La Comisión Nacional del Mercado de Valores (CNMV) no da tregua a los fondos de inversión. Coincidiendo con la tramitación parlamentaria de la Ley de Instituciones de Inversión Colectiva, el presidente del organismo regulador, Blas Calzada, ha aprovechado sus últimas comparecencias públicas para enviar mensajes de advertencia al sector de la inversión colectiva, al que, con acierto, conmina a aumentar la transparencia y la información que reciben los partícipes.

Esta misma semana, Calzada pedía a las entidades mayor claridad a la hora de vender fondos de inversión a través de las redes de oficinas, y exigía la utilización de un lenguaje comprensible, de la calle, al explicar a los pequeños inversores las características de cada producto. No es para menos. A finales de mayo, según los datos de Inverco, la patronal del sector, los fondos de inversión tenían más de 7,3 millones de partícipes. Una cifra que confirma que este producto se ha convertido en el destino preferido del ahorro de las familias, a medida que los bajos tipos de interés han reducido el atractivo de otros activos como los depósitos y las cuentas remuneradas. El sector, sin duda, goza de buena salud. Entre enero y mayo de este año los fondos han recibido más de 9.000 millones de euros de dinero nuevo, que se ha destinado masivamente a productos de escaso riesgo. Las grandes entidades han apostado por atraer al partícipe mediante el lanzamiento de fondos garantizados de renta variable.

Estos fondos, que garantizan el capital invertido más una rentabilidad adicional, han recibido el favor de los inversores gracias a campañas de captación muy agresivas.
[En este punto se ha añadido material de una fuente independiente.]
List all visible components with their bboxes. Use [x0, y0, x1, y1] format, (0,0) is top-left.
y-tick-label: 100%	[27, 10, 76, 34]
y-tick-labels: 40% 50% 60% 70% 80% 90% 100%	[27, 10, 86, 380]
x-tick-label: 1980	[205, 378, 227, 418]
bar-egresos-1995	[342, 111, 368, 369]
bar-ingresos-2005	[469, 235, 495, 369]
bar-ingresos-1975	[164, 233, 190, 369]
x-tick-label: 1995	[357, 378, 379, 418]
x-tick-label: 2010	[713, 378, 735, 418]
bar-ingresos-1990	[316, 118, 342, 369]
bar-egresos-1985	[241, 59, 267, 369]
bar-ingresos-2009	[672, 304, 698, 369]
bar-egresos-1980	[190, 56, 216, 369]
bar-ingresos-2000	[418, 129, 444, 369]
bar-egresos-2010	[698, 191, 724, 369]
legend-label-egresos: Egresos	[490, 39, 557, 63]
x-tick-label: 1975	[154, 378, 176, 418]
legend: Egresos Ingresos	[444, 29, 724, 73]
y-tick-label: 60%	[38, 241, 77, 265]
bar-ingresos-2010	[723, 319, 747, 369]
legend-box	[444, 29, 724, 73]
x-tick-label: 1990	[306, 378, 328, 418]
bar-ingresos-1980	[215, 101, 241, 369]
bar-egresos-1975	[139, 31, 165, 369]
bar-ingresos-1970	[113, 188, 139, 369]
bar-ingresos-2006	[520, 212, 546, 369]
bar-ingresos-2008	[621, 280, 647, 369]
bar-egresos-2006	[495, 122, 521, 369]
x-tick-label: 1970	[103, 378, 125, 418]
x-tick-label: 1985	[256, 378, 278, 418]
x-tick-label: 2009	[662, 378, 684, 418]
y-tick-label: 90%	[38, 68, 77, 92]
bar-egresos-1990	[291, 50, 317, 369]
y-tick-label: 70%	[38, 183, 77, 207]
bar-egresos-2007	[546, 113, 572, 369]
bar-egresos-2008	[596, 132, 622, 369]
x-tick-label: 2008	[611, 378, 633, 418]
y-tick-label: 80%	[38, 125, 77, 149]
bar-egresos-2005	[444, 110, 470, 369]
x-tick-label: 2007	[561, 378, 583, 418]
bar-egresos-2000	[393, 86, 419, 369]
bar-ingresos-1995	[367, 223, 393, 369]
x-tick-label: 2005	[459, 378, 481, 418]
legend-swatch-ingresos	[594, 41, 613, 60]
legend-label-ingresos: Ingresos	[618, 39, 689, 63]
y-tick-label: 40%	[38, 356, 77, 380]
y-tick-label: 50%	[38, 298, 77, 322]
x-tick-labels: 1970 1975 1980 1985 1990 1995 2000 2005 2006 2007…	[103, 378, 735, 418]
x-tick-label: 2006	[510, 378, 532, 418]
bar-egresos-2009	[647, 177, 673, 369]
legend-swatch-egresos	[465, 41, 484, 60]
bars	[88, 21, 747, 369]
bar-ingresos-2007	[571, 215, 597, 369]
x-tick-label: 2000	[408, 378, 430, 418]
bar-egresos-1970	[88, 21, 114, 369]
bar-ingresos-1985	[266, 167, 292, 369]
Pero los anuncios de estos productos pueden llevar a confusión si el inversor no lee con detenimiento la letra pequeña y entiende que la revalorización del activo al que se liga ese rendimiento adicional es menor a la que aparentemente se promete.

La CNMV quiere claridad y está trabajando para ello. El organismo prepara un nuevo modelo de folleto para los fondos, más corto y sencillo, que explique en apenas dos folios cuál es exactamente el destino de la inversión de la cartera. Desaparecen así los farragosos folletos de decenas de páginas, llenos de complicadas ecuaciones matemáticas difícilmente comprensibles para el inversor de a pie.

El patrimonio invertido en los fondos de inversión, más de 180.000 millones de euros, es lo suficientemente importante como para que exista un marco regulatorio que garantice la seguridad y los derechos del partícipe. La ley que se está tramitando va en esa línea y aumenta las exigencias para las gestoras. Entre las nuevas exigencias, obligará a los fondos a asistir a las juntas de aquellas compañías en las que tengan una participación significativa y vocación de permanencia. Una normativa, en definitiva, de defensa de un inversor minoritario que ha sido maltratado en algunas de las últimas operaciones financieras.